The Garage Sale

By Jenn Zipp

The Garage Sale There is a rhyme and a reason to all this chaos.

That’s what I try to explain to people when they see the room.  It sucks that it’s the first room that you get a glimpse of when you first step into our house. The stoop that I sit on to smoke cigarettes with friends is a great stoop. It’s cozy and inviting. There’s a potted plant there. The soil is blanketed with Marlboro butts, but it’s still a house plant and gives you that sense of domesticity.  And then you walk in, catch a whiff of that faint smell of dirty laundry and see the room out of the corner of your eye.

Out of sheer embarrassment, you think that I would clean it. But my laziness conquers all obligations of attempting to be organized.  Instead, I let the mold grow, I let the dust collect and I don’t care if there are hairballs on the floor… enough hairballs to create a new genus of critter-creature. Like small pets that only the Japanese would know about (because after all, they were the geniuses behind gigapets).

Tony said, “You know… I heard someone say once that the condition of your living quarters is a reflection of what’s going on up here.” He tapped my forehead. “What’s going on, kid?”

So when Tony suggested having the garage sale, I only saw it as being beneficial to my well being.
“It’ll be fun. We’ll clear out this space, put in the study we’ve always talked about having. Maybe one day… the nursery,” he said giving me a warm embrace as he breathed deeply into my hair.
That’s when I knew asking Tony to move in was a horrible idea.

Tony liked to fix things, which is a good trait to have when you’re a handy man. After heavy rains last winter, our landlady sent him to the house when the roof started urinating on me in the middle of the night. Tony came to the rescue.
“The drain pipe was clogged. None of the rain could make it off of the roof so it’s just been collecting up there,” he explained from the rooftop as he swept the rest of the water off the side of the building. “You should be okay now,” he said beaming down on me. I should be okay now.

Six months later, Tony’s tool belt is hanging by the front door, along with his copy of the master key and his sweaty blue baseball cap that he wears when he’s working. He complained about having to step over the wires that weren’t plugged into anything in particular, the collected crossword books that were half filled out, and the balls of yarn that were still attached to a half knitted project that was supposed to be a baby blanket for a kid who is now 9.

The morning of the garage sale came and I looked at the empty room filled with boxes of my belongings. Tony spent a good hour setting up the tables outside and setting up the sign and the cashbox. I rummaged through my things, heartbroken at the fact that someone would go home today with the seashells I gathered at the beach on the day before the earthquake… that they would be placed in someone’s bathroom, of all places, as décor alongside their Ethan Allen candles. 
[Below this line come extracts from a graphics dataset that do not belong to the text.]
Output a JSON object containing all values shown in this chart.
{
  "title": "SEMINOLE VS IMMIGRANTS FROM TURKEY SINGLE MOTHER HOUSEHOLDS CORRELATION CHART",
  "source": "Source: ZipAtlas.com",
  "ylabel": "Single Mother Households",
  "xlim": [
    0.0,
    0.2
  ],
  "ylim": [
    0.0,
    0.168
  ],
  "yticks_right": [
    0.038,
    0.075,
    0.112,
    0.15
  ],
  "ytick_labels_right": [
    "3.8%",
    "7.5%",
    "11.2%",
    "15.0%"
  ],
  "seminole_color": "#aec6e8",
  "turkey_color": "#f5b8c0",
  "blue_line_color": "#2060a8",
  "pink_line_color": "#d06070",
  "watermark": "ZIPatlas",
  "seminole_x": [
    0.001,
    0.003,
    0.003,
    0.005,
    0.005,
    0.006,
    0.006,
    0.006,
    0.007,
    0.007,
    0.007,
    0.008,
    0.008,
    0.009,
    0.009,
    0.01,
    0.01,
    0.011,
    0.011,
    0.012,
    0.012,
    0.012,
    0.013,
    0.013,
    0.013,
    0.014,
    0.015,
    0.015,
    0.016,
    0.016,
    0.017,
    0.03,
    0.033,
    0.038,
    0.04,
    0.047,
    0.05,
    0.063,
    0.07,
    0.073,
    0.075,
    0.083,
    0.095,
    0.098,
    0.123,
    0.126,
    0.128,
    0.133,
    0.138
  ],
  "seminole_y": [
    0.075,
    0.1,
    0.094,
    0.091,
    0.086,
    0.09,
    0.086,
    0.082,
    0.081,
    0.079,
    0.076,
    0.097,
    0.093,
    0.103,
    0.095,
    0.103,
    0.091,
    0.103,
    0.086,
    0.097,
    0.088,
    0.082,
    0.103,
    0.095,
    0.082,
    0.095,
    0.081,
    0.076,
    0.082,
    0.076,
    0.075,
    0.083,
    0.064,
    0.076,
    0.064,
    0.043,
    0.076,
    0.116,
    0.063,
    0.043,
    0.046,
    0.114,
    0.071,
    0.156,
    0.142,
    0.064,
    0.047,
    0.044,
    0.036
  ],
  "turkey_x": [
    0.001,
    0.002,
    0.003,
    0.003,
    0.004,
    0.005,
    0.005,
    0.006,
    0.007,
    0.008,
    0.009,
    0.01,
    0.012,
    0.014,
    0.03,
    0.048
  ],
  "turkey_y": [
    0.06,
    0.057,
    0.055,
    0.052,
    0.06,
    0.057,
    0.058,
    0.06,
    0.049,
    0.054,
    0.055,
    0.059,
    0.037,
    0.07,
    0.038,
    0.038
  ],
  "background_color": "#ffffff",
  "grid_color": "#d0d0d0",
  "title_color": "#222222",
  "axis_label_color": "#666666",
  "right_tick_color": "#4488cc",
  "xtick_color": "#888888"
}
“Stop it. We don’t even have a cat. Why do you need that scratching post?” Tony asked walking through the hallway to get another box to set up outside.
I walked outside and saw my things strewn across the tables:
25 cents for buttons (from every concert I’ve attended)
$5 for a pile of Cosmos (that my mom gave me during that week I spent in the hospital)
3 bucks for a reindeer cardboard cut-out (my friends and I found it on the side of the road during a trip to Arizona)
4 bucks for a broken clock radio (the dial fell off when I accidentally kicked it during an amazing night of sex with a guy named Howard of all things)
Six tea cups, 2 bucks each (A gift from my best friend on my 23rd birthday)
A pair of wooden stick puppets, a dollar (my nephew made them for me for Mother’s Day)
The French Revolution for Dummies, 4 bucks (research never conducted)
Postcards, 5 for 25 cents (from when my Dad passed away)
A pair of prescription sunglasses (… granted not my prescription), 3 bucks

I hated him. I hated him so much. I picked up the box that once contained my keepsakes and mementos of a lifetime lived. I walked into the house with the box, and it fit: 

One toothbrush
One JD Salinger novel
Two pairs of shoes
A closetful of clothes
One towel
Five Harrison Ford DVDs
One knife block containing an array of 7 different knives
A frying pan
Two coffee mugs

By the end of the day, we had made $135 and I had asked Tony to leave the house. He stood on my doorstep with one box that perfectly fit all of his belongings.
“I don’t understand,” he shook his head.
“I know you don’t.  It’s because you don’t really have anything up there,” I tapped his forehead and closed the door.

The room is back to normal. Back to its cluttered, clogged normalcy.

There is, I swear to God, a rhyme and reason to the madness that I lay in.  I may not know what I’m doing tomorrow, but I do know that the USB plug-in for my phone charger is located in that wad of t-shirts that I’ve labeled as “the clean pile”. I may not know what my tax return is going be, even though it’s been quoted to me a thousand times, but I do know that the travel size bottle of Jergens lotion that I once had to buy at an airport in Upstate New York is placed between the red jewelry box filled with safety pins and the band aids I have in the top drawer of my dresser.  I should be okay now.